Tracing the evolution of social media in Israel from the early 2000s to the present, Kuntsman and Stein effectively expose the workings of the country’s military regime and militarized culture through the most ordinary of digital acts. But while Digital Militarism makes a cogent argument for Israelis’ complicity in state violence, it perhaps insufficiently considers the coercive nature of the military. The fact that military service is mandatory warrants a reflection on soldiers’ double conscription—to serve and also to justify that service to themselves and to the world. Social media can thus be considered yet another sphere in which soldiers are required to work for the state. In this vein, it would be interesting to think through Israel’s digital militarism alongside some of the contemporary analysis that reframes online participation as a form of digital labor. An analysis of digital participation and military service as entangled forms of labor may further illuminate how the occupation is both discursively and materially sustained. For as the authors point out, what the social media sphere enables is a demand on soldiers to participate in Israeli PR in real time, and to put their personal use of social media toward state ends.
This is most clearly illustrated by the events of the summer of 2014. In July Israel launched “Operation Protective Edge” in the Gaza Strip, unleashing what was arguably the most devastating attack its residents had ever experienced. As the military dropped thousands of bombs, the social media sphere buzzed with calls for aggression. Selfies of Israelis holding signs with “Death to the Arabs” were posted online and a Facebook group named “The People of Israel Demand Revenge” grew to 35,000 members in its first 48 hours. These violent displays online were covered by both Israeli and international media, where they were portrayed as a spontaneous response to the kidnapping and killing of three Israeli teens in the West Bank two weeks prior.1
Social media can be considered yet another sphere in which soldiers are required to work for the state.

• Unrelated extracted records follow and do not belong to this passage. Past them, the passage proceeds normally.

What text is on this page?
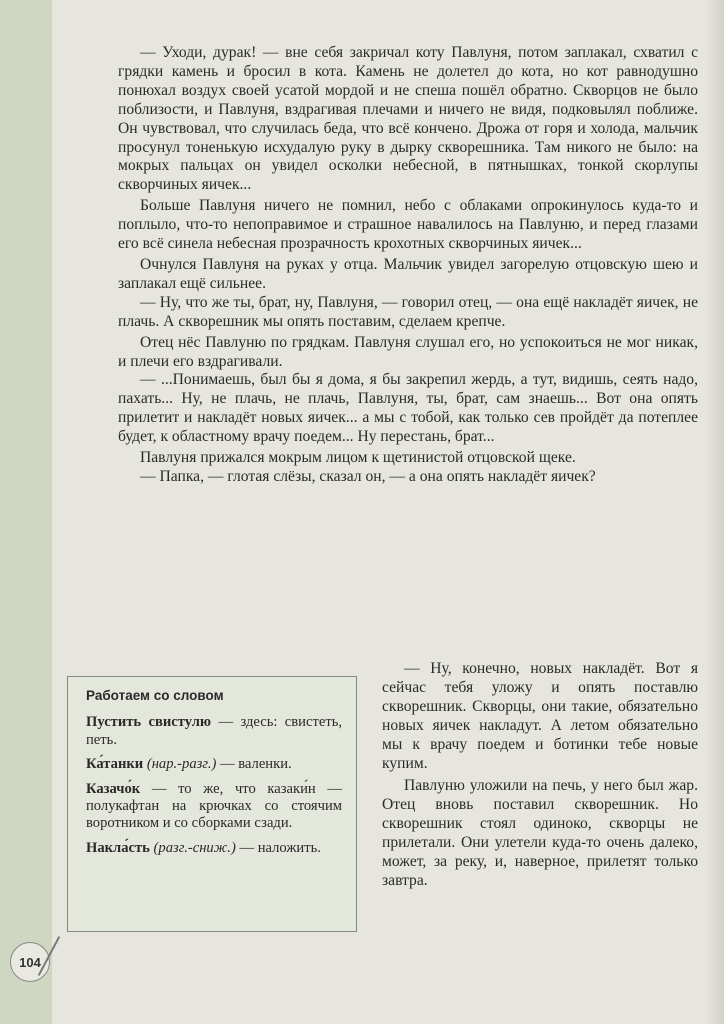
— Уходи, дурак! — вне себя закричал коту Павлуня, потом заплакал, схватил с грядки камень и бросил в кота. Камень не долетел до кота, но кот равнодушно понюхал воздух своей усатой мордой и не спеша пошёл обратно. Скворцов не было поблизости, и Павлуня, вздрагивая плечами и ничего не видя, подковылял поближе. Он чувствовал, что случилась беда, что всё кончено. Дрожа от горя и холода, мальчик просунул тоненькую исхудалую руку в дырку скворешника. Там никого не было: на мокрых пальцах он увидел осколки небесной, в пятнышках, тонкой скорлупы скворчиных яичек...

Больше Павлуня ничего не помнил, небо с облаками опрокинулось куда-то и поплыло, что-то непоправимое и страшное навалилось на Павлуню, и перед глазами его всё синела небесная прозрачность крохотных скворчиных яичек...

Очнулся Павлуня на руках у отца. Мальчик увидел загорелую отцовскую шею и заплакал ещё сильнее.

— Ну, что же ты, брат, ну, Павлуня, — говорил отец, — она ещё накладёт яичек, не плачь. А скворешник мы опять поставим, сделаем крепче.

Отец нёс Павлуню по грядкам. Павлуня слушал его, но успокоиться не мог никак, и плечи его вздрагивали.

— ...Понимаешь, был бы я дома, я бы закрепил жердь, а тут, видишь, сеять надо, пахать... Ну, не плачь, не плачь, Павлуня, ты, брат, сам знаешь... Вот она опять прилетит и накладёт новых яичек... а мы с тобой, как только сев пройдёт да потеплее будет, к областному врачу поедем... Ну перестань, брат...

Павлуня прижался мокрым лицом к щетинистой отцовской щеке.

— Папка, — глотая слёзы, сказал он, — а она опять накладёт яичек?

Работаем со словом
Пустить свистулю — здесь: свистеть, петь.
Ка́танки (нар.-разг.) — валенки.
Казачо́к — то же, что казаки́н — полукафтан на крючках со стоячим воротником и со сборками сзади.
Накла́сть (разг.-сниж.) — наложить.

— Ну, конечно, новых накладёт. Вот я сейчас тебя уложу и опять поставлю скворешник. Скворцы, они такие, обязательно новых яичек накладут. А летом обязательно мы к врачу поедем и ботинки тебе новые купим.

Павлуню уложили на печь, у него был жар. Отец вновь поставил скворешник. Но скворешник стоял одиноко, скворцы не прилетали. Они улетели куда-то очень далеко, может, за реку, и, наверное, прилетят только завтра.

104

The independent nature of this online activity should be questioned, however. Just days after the kidnapping, a nationwide campaign entitled “Bring Back Our Boys” was launched by graduates of the University of Haifa’s Ambassadors Online program and joined by over ten governmental and private organizations. It was later endorsed by the Israeli military spokesperson, who asked Israelis to retweet its messages using the campaign hashtag. And indeed, the call for public participation was successful. #BringBackOurBoys went viral, receiving up to 2,800 tweets per hour and garnering thousands of pictures and messages of support.
Following their insightful analysis of the workings of Israeli militarism and occupation through digital media, the authors offer a hopeful reflection. They observe that digital objects can have long afterlives, beyond the intention or control of their creators. The digital archive’s past and present, then, are “always enfolded within dormant digital futures.” This futurity of the digital archive is where its potential lies. It might serve as a counterweight to Israeli attempts at forgetting and erasure, and in this way engender Israeli accountability. And it may, in the process, make possible the imagining of more just political alternatives. Given the echo chamber for egregious calls to violence that the Israeli social media space has become, it is sometimes difficult to imagine Israelis shocking themselves out of their complacency. But I too hope that what the digital world lays bare will induce more Israelis to resist their recruitment, both physical and digital, into the Israeli war machine.